Presso l’Istituto di Scienze dell’Alimentazione del CNR di Avellino, nell’ambito di un progetto dal titolo “Trattamento di prodotti freschi altamente deperibili  per garantirne qualità, sicurezza e salubrità”, il mio gruppo di ricerca si è occupato di sviluppare una nuove metodologia di spettrometria di massa per l’identificazione rapida di batteri di interesse alimentare.

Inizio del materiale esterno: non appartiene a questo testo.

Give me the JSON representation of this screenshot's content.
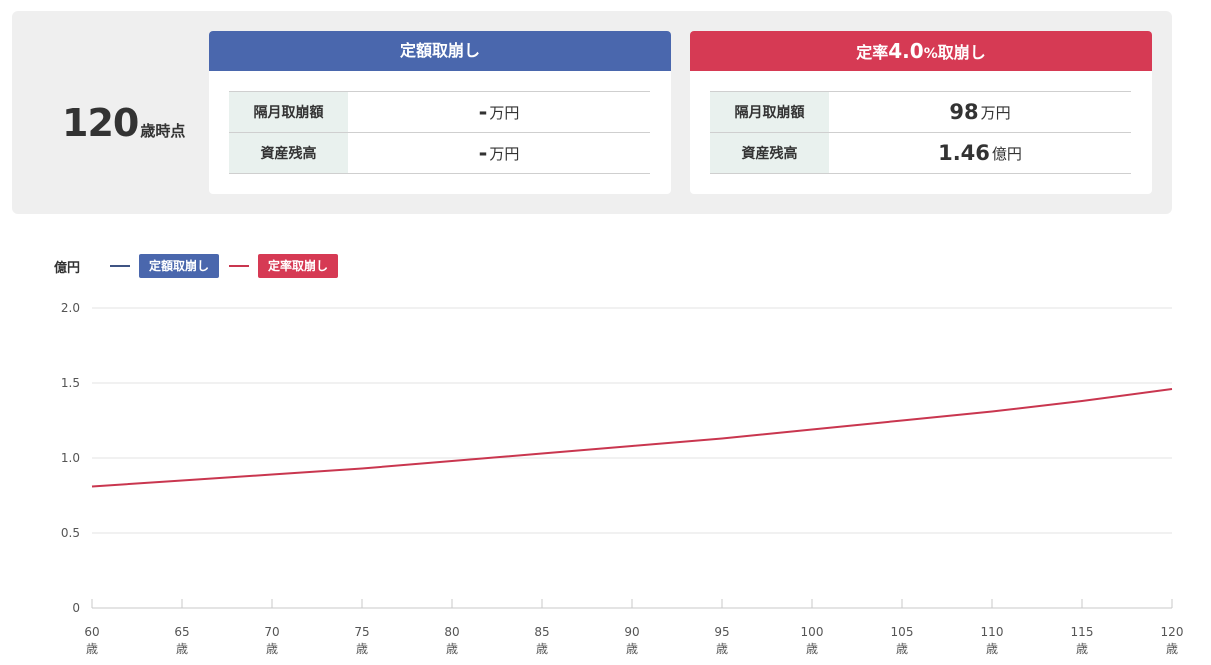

Sono state finalizzate allo sviluppo di una metodologia rapida e innovativa per l’identificazione di microorganismi basata sull’analisi mediante spettrometria di massa MALDI-TOF di cellule batteriche intatte (ICMS). La strategia messa a punto consente di introdurre cellule batteriche intatte nello spettrometro di massa, uno strumento capace di effettuare l’analisi diretta di miscele di proteine in modo da ottenere per ciascun batterio studiato uno spettro di massa che è un profilo molecolare caratteristico, dovuto alle proteine debolmente legate alla parete batterica o che vengono rilasciate in seguito ad una parziale lisi di essa nello strumento. La dottoressa Rosa Siciliano ed io abbiamo dimostrato che lo spettro di massa di ciascun batterio costituisce un’impronta digitale estremamente specifica del batterio analizzato e che la metodologia messa a punto consente di discriminare non solo tra batteri appartenenti a differenti generi e specie, ma soprattutto di condurre una discriminazione intra-specie, cioè, ad esempio tra ceppi differenti di E. coli, che sono i batteri coinvolti in questo caso. Abbiamo costituito una banca dati di profili molecolari di diverse decine di batteri, tra i principali patogeni contaminanti degli alimenti, ed abbiamo dimostrato che per confronto con la banca dati si può non solo riconoscere un batterio particolare presente in un alimento ma si possono riconoscere anche più batteri presenti contemporaneamente nell’alimento tossico. Poi la ricerca si è interrotta e non abbiamo potuto ampliare la banca dati di profili batterici per rendere il metodo applicabile su vasta scala ma in questo caso specifico sarebbe facilmente applicabile. Basterebbe avere un po’ di cellule del nuovo batterio che è stato isolato per ottenerne il profilo molecolare e poi si potrebbero analizzare centinaia di campioni al giorno perché il metodo consente di avere una risposta identificativa in pochissimi minuti, rispetto alle molte ore o ai molti giorni necessari ad altri metodi di analisi.